The problem with the common rudd is that they like to eat native water plants – and a lot of them! So many, in fact, that they deplete food sources for indigenous aquatic wildlife as well as threatening the plant species themselves. And with females able to produce around 50,000 eggs per kilogram of body weight, we’re betting they’re hard to get rid of once they’ve invaded a particular environment.
One of the qualities that seems to be common to all invasive fish is adaptability. It’s this trait that allows them to reproduce and thrive in non-native environments, often at the expense of the indigenous species of the area. The common tilapia – native to Africa and the Levant – is no exception.
Like the common carp, tilapia muddy up the waters they inhabit, decreasing the amount of light available and making them unsuitable for aquatic plants and other animals. They also eat small fish and invertebrates, competing with native fish for food. What’s more, they’ve had quite an impact on the ecosystems of several countries, including Australia, where they were introduced in the 1970s for weed and mosquito control but are now considered a major pest in local water systems.
2. Giant Snakehead
The giant snakehead is one mean fish. It can grow up to six feet in length and weigh as much as 66 pounds. And it is by far the most aggressive fish on this list. In their native Southeast Asia, there are even tales of these fearsome fish launching unprovoked attacks on people! And considering the size they grow to and the sharp teeth with which they’re armed, that's not something to take lightly. The giant snakehead is even considered more dangerous than piranhas by some pet owners.
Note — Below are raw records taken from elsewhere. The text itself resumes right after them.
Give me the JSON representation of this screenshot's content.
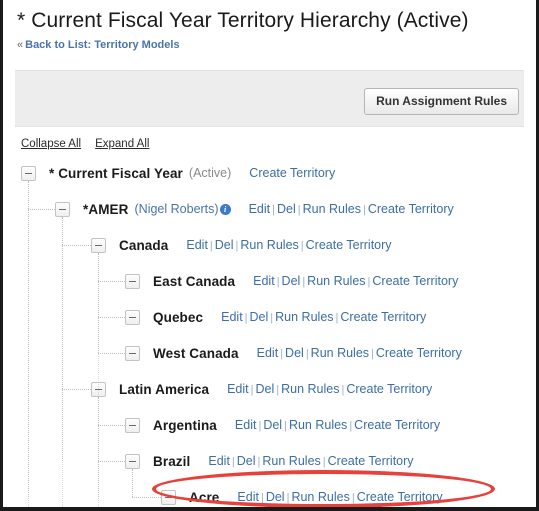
{
  "header": {
    "title": "* Current Fiscal Year Territory Hierarchy (Active)",
    "breadcrumb_chevron": "«",
    "breadcrumb_link": "Back to List: Territory Models"
  },
  "toolbar": {
    "run_assignment_rules_label": "Run Assignment Rules"
  },
  "tree_controls": {
    "collapse_all": "Collapse All",
    "expand_all": "Expand All"
  },
  "actions": {
    "edit": "Edit",
    "del": "Del",
    "run_rules": "Run Rules",
    "create_territory": "Create Territory",
    "separator": "|"
  },
  "colors": {
    "link_blue": "#3b6ea5",
    "annotation_red": "#e8413c",
    "toolbar_gray": "#ededed",
    "info_icon_blue": "#3b7ac4"
  },
  "tree": {
    "rows": [
      {
        "label": "* Current Fiscal Year",
        "meta": "(Active)",
        "owner": "",
        "has_info_icon": false,
        "depth": 0,
        "actions": [
          "create_territory"
        ],
        "highlighted": false
      },
      {
        "label": "*AMER",
        "meta": "",
        "owner": "(Nigel Roberts)",
        "has_info_icon": true,
        "depth": 1,
        "actions": [
          "edit",
          "del",
          "run_rules",
          "create_territory"
        ],
        "highlighted": false
      },
      {
        "label": "Canada",
        "meta": "",
        "owner": "",
        "has_info_icon": false,
        "depth": 2,
        "actions": [
          "edit",
          "del",
          "run_rules",
          "create_territory"
        ],
        "highlighted": false
      },
      {
        "label": "East Canada",
        "meta": "",
        "owner": "",
        "has_info_icon": false,
        "depth": 3,
        "actions": [
          "edit",
          "del",
          "run_rules",
          "create_territory"
        ],
        "highlighted": false
      },
      {
        "label": "Quebec",
        "meta": "",
        "owner": "",
        "has_info_icon": false,
        "depth": 3,
        "actions": [
          "edit",
          "del",
          "run_rules",
          "create_territory"
        ],
        "highlighted": false
      },
      {
        "label": "West Canada",
        "meta": "",
        "owner": "",
        "has_info_icon": false,
        "depth": 3,
        "actions": [
          "edit",
          "del",
          "run_rules",
          "create_territory"
        ],
        "highlighted": false
      },
      {
        "label": "Latin America",
        "meta": "",
        "owner": "",
        "has_info_icon": false,
        "depth": 2,
        "actions": [
          "edit",
          "del",
          "run_rules",
          "create_territory"
        ],
        "highlighted": false
      },
      {
        "label": "Argentina",
        "meta": "",
        "owner": "",
        "has_info_icon": false,
        "depth": 3,
        "actions": [
          "edit",
          "del",
          "run_rules",
          "create_territory"
        ],
        "highlighted": false
      },
      {
        "label": "Brazil",
        "meta": "",
        "owner": "",
        "has_info_icon": false,
        "depth": 3,
        "actions": [
          "edit",
          "del",
          "run_rules",
          "create_territory"
        ],
        "highlighted": false
      },
      {
        "label": "Acre",
        "meta": "",
        "owner": "",
        "has_info_icon": false,
        "depth": 4,
        "actions": [
          "edit",
          "del",
          "run_rules",
          "create_territory"
        ],
        "highlighted": true
      }
    ]
  }
}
In Canada and the United States, the giant snakehead could threaten not only the local ecology but the economy as well, with fears that this top-level predator might have an adverse effect on the $30 billion US fishing industry. Although there have been attempts to eradicate this fish from American waters – several specimens having been caught, thought to have been released as pets – the worry is that they will continue to spread.
Lionfish are rare in their native waters of the Pacific Ocean. However, their population has exploded in Caribbean waters, where they are devastating the numbers of native fish found around the coral reefs there. Researchers have found that a single lionfish can eat up to 79% of other fish in a given area in just five weeks!
Armored with venomous spines, lionfish are dangerous not only to other aquatic life, but to divers and fishermen as well. Even sharks keep their distance! So far, there have been attempts to cull this beautiful but invasive species, but scientists believe this will do little other than control their numbers.
It is not the fault of the fish on this list that they are invaders of other habitats. They have been moved from their natural environments, where they likely lived in harmony with their native ecology. This highlights the fact that even the most insignificant-seeming act, like releasing a pet fish into the wild, can have devastating effects on local ecosystems. And sadly, the negative repercussions of these badly thought-out actions will be with us for many years to come.